Les Balkans continuent d’être surnommés « la poudrière de l’Europe ». Pour une bonne raison: les conflits sanglants ethniques et religieux au cours des dernières décennies ont engendré des centaines de milliers de morts et des millions de déplacés. Aussi récemment qu’en 2001, l’armée Macédonienne luttait contre les Albanais ethniques, beaucoup d’entre eux provenaient du Kosovo.
Cependant, au cours des sept dernières années, un chat sauvage rare et charismatique – le lynx des Balkans (Lynx lynx balcanicus) – permet d’unifier les pays qui entretiennent des relations historiques et politiques difficiles. L’Albanie, la Macédoine, le Kosovo et le Monténégro collaborent à une stratégie de conservation commune pour cet animal en danger d’extinction.

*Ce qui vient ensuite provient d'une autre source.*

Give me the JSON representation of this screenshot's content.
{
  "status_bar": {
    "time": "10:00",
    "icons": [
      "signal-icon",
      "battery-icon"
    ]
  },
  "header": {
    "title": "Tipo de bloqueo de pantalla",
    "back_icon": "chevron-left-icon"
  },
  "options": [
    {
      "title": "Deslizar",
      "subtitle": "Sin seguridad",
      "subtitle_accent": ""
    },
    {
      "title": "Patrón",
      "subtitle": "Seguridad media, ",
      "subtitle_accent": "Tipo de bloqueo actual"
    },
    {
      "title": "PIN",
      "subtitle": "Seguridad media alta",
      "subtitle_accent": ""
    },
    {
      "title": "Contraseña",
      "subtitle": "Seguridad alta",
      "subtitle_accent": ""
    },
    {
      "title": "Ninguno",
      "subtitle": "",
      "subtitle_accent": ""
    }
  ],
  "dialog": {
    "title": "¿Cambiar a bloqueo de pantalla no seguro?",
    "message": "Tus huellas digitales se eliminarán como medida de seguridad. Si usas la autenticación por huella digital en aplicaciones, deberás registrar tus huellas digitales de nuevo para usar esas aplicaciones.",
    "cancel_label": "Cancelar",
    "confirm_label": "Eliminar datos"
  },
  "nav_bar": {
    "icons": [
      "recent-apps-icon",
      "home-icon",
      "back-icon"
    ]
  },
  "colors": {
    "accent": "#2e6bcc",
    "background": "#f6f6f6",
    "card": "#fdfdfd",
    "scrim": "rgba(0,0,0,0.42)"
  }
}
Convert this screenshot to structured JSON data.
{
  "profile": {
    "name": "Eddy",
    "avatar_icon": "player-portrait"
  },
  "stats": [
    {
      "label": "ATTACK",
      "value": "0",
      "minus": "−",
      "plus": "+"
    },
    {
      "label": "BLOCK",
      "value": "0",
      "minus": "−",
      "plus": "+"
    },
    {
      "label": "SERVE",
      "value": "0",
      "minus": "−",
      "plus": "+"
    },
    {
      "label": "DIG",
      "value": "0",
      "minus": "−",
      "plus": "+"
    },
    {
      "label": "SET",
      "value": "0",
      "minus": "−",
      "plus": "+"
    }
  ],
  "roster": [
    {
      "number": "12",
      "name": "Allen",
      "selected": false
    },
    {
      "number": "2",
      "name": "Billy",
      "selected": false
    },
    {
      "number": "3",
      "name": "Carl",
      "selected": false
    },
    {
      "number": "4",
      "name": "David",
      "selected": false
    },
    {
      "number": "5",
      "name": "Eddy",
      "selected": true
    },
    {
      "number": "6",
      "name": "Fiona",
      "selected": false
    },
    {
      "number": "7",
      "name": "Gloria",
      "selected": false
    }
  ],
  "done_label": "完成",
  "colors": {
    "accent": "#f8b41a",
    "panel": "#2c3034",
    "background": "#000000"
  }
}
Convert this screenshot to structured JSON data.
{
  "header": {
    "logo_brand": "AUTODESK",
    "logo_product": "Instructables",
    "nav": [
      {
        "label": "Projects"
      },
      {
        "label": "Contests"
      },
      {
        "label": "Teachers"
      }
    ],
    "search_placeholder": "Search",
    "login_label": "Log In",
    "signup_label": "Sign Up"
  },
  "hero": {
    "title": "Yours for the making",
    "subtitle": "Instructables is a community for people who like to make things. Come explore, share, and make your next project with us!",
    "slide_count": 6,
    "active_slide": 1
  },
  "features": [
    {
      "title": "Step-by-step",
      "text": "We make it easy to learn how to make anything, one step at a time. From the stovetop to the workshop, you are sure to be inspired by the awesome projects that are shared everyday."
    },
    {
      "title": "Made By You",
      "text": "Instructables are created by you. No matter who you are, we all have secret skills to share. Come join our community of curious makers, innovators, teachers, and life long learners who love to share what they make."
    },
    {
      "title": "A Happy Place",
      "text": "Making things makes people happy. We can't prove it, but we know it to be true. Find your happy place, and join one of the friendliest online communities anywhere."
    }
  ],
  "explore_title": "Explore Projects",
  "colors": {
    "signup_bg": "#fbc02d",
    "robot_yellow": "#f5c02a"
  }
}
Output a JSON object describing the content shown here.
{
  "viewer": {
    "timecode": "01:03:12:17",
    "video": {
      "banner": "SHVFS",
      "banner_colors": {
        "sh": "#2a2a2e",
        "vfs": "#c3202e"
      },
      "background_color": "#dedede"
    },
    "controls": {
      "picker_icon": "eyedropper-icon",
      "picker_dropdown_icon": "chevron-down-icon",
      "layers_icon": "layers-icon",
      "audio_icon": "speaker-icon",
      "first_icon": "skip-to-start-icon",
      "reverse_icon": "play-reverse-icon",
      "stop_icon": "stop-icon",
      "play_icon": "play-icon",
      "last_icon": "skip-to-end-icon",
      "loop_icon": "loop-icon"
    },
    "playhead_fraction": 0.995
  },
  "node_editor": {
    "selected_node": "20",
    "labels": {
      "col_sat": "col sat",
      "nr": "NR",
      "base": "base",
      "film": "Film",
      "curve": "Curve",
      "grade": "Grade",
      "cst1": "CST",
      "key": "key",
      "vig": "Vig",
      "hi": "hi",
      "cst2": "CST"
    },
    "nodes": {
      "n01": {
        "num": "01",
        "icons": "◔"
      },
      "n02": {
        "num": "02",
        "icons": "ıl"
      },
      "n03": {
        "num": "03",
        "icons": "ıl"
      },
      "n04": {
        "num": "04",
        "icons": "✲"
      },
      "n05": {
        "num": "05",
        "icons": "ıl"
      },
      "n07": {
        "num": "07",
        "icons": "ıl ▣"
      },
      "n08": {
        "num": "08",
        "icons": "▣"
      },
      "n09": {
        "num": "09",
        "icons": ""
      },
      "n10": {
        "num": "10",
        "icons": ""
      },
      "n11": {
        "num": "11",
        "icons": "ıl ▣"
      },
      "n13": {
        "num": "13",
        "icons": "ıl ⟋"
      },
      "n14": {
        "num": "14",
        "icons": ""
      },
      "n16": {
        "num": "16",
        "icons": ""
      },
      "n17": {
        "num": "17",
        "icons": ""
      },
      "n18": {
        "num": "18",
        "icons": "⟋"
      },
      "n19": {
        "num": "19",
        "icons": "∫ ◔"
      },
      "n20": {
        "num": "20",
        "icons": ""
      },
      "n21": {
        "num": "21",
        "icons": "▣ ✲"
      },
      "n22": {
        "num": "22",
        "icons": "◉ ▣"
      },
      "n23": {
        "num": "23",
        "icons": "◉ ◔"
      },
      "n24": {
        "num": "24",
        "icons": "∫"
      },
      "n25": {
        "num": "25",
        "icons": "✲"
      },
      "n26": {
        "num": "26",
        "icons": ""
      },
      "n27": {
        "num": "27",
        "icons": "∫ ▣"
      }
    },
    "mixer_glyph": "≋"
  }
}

Tout comme les pumas, leurs cousins éloignés, les lynx se déplacent et chassent dans de grandes étendues (jusqu’à 200 milles carrés). Ils ne savent pas respecter les frontières politiques. Chaque pays est fier d’avoir cette espèce sur son territoire. Toutefois, pour assurer la survie du lynx à long terme, chaque pays n’a d’autre choix que de coopérer avec ses pays voisins.
« Pour quiconque qui possède quelques notions sur l’histoire des Balkans, ceci est tout à fait incroyable », a mentionné Aleksandër Trajce, l’un des chefs de projet pour le Programme de Conservation du Lynx des Balkans.
Lynx des Balkans photographié par une caméra-piège à Puke, Albanie ©BLRP-SCOPES
Le Lynx des Balkans
Une sous-espèce génétiquement distincte du lynx eurasien, avec moins de 60 individus à l’état sauvage, le lynx des Balkans est en danger d’extinction. Il erre uniquement dans les forêts de deux pays des Balkans: la Macédoine et l’Albanie. Néanmoins, les chercheurs pensent que quelques lynx pourraient également se trouver au Kosovo et au Monténégro.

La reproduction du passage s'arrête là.